Um relacionamento baseado, evidentemente, no que se tem a oferecer à sociedade, mas também nas interações humanas, escassas para o protagonista, que, afora passar parte do dia detrás do volante do ônibus ou sozinho, escrevendo, reparte o que resta entre diálogos majoritariamente insignificantes com a esposa, caminhadas com um buldogue mais interessado em sabotá-lo e intercalações dentro ou fora do bar de que é freguês habitual, em que se pode discernir conflitos amorosos, financeiros ou existenciais, pincelados em vez de desenlaçados, pois é importante apenas o que Paterson, ex-militar, pode extrair deles.
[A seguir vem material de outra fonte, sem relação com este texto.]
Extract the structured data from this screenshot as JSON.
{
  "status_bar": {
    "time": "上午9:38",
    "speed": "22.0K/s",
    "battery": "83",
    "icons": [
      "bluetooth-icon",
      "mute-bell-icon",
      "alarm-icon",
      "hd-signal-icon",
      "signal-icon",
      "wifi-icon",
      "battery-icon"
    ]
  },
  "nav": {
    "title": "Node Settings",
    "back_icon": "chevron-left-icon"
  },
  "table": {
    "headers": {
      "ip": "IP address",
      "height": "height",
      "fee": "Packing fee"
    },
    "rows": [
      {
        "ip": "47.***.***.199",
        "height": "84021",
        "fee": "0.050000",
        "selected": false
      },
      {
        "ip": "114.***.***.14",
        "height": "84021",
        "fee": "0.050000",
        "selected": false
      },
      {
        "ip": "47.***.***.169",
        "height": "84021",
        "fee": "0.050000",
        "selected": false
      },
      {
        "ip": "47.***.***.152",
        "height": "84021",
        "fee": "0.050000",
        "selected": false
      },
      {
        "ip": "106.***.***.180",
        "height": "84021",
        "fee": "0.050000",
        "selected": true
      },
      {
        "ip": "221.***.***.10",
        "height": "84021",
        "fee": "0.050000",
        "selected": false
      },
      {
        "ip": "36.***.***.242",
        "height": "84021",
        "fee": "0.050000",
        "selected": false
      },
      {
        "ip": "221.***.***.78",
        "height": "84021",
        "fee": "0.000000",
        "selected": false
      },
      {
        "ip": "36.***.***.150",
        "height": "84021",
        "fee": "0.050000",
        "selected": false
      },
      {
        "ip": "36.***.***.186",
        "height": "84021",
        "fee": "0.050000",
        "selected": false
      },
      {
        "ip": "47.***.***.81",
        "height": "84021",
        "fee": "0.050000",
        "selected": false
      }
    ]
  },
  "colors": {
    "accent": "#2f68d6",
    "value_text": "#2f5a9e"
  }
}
Ou talvez sequer isso, já que a catarse da trama assume o contorno de ironia dramática a ponto de nos fazer questionar seu real propósito, avançando em direção à expectativa construída em torno de situações particulares e que tatuam o subconsciente, como o conselho dado por jovens sobre a segurança do buldogue ou a sugestão de acidentes de trânsito jamais concretizados além de uma pane elétrica.

Existe, evidentemente, a possibilidade de isso ocorrer: o buldogue pode ser roubado por causa da negligência de Paterson ou o “motorista que gosta de Emily Dickinson” pode provocar um acidente fruto da desatenção, embora isto não importe no hiato temporal em que visitamos o universo semi realista e semi fantástico, onde a repetição de padrões (a tradução em inglês é pattern, sonoramente semelhante à Paterson), metafóricos, temáticos e inclusive visuais – o design de produção e o estilo de pintura e decoração de Laura são provas disto –, é a fundação sobre a qual se ergue esta poesia redigida por Jim Jarmusch.